Charlotte Muylaert is marketing leader for Billhighway in Troy, Michigan, and a member of ASAE’s Component Relations and Volunteer Management Council.
From microvolunteering to deeper engagement opportunities, these strategies will get more members excited about stepping up—and staying.
Recruiting volunteers can be tricky, especially when you realize you’ve been asking the same people and are at risk of losing them to burnout.
Taking steps to attract and keep more member volunteers requires effort, but not as much as starting from scratch with a blank volunteer roster. Here are five ideas to consider when thinking about how your association can increase your volunteer health score, which takes into consideration the satisfaction level of your volunteers, how many volunteers your organization has ready to help, and the level of willingness volunteers have to dive in.
1. Microvolunteering. Microvolunteering is the concept of offering small, noncommittal opportunities to help the association. It’s essentially the “many hands make light work” approach. These short assignments can lighten the load and prevent burnout in chapter leaders or others while still building the volunteer habit in members. Teaching staff and volunteer leaders how to recruit helpers and delegate tasks is key to success. Make sure they know asking for help isn’t a sign of slacking or weakness. It’s the mark of a leader who provides opportunities for others to pitch in and make a difference.

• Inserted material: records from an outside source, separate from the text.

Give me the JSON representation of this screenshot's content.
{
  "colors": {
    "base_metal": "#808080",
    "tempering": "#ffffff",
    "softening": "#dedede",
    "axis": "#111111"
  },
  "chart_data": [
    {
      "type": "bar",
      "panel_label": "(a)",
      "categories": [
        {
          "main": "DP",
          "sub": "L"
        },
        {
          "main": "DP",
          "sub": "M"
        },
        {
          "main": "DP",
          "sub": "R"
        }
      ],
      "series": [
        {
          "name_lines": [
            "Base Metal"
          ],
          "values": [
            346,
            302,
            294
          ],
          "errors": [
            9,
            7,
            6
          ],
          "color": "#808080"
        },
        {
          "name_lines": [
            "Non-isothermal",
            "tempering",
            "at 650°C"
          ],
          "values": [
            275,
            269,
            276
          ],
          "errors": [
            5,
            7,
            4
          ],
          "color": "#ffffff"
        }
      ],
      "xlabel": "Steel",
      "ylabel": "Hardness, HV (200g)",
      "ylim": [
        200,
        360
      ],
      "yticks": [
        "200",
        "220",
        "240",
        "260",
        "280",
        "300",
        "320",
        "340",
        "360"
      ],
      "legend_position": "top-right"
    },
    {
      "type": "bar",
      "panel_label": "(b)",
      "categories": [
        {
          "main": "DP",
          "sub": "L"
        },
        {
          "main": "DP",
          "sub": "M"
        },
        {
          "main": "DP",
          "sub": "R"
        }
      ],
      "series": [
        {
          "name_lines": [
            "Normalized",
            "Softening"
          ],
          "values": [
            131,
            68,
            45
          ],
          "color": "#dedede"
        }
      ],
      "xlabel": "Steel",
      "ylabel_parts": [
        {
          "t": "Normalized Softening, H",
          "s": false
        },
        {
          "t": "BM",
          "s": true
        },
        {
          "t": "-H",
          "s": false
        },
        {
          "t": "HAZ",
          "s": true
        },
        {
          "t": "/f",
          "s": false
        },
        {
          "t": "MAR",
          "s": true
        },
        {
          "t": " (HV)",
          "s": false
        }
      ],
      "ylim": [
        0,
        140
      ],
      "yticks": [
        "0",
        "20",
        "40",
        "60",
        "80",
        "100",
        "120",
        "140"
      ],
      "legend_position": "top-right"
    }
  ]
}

2. Upselling deeper involvement. When team members effectively delegate and recruit helpers for smaller volunteer tasks, certain people will stand out in the crowd. Helping your leaders learn how to identify qualified volunteers who might enjoy deeper involvement is a great way to keep these valuable players on the volunteer roster, and keep the roster growing.
A well-run program that has a streamlined volunteer experience will usually be more successful at keeping members in the pipeline than one that provides a bumpy or poor experience.
3. Rewarding volunteers. While most volunteers continue to contribute because they want to make a difference, it is still important to recognize and reward them. This makes them feel appreciated and provides greater visibility for your volunteer programs. Finding ways to make volunteers feel special or exclusive, such as being part of a community or being appointed to a committee, is often a good way to do this.
4. Designating a liaison. Depending on your association’s structure and dependency on volunteers, you may want a dedicated staff liaison to manage your programs. This increases your organization’s ability to follow up with volunteers, communicate effectively regarding opportunities and responsibilities, and measure the impact of the volunteer community. A well-run program that has a streamlined volunteer experience will usually be more successful at keeping members in the pipeline than one that provides a bumpy or poor experience.
5. Thanking volunteers. This may seem like a no-brainer, but it’s so important to remember. Too often, volunteering is a thankless job. Recognizing your volunteers goes a long way. It may take a few extra minutes, but slow down and send a handwritten note, or come up with other ways to give shout-outs to your community—perhaps a headline in the quarterly newsletter or on social media, for example. These accolades not only recognize the volunteer, but can encourage others to join in.
While your volunteer pipeline may not be full yet, be patient. If you focus on helping more people take their first steps by casting a wider net of volunteer opportunities, you’ll eventually have more people stepping up and becoming more involved, and satisfied, members.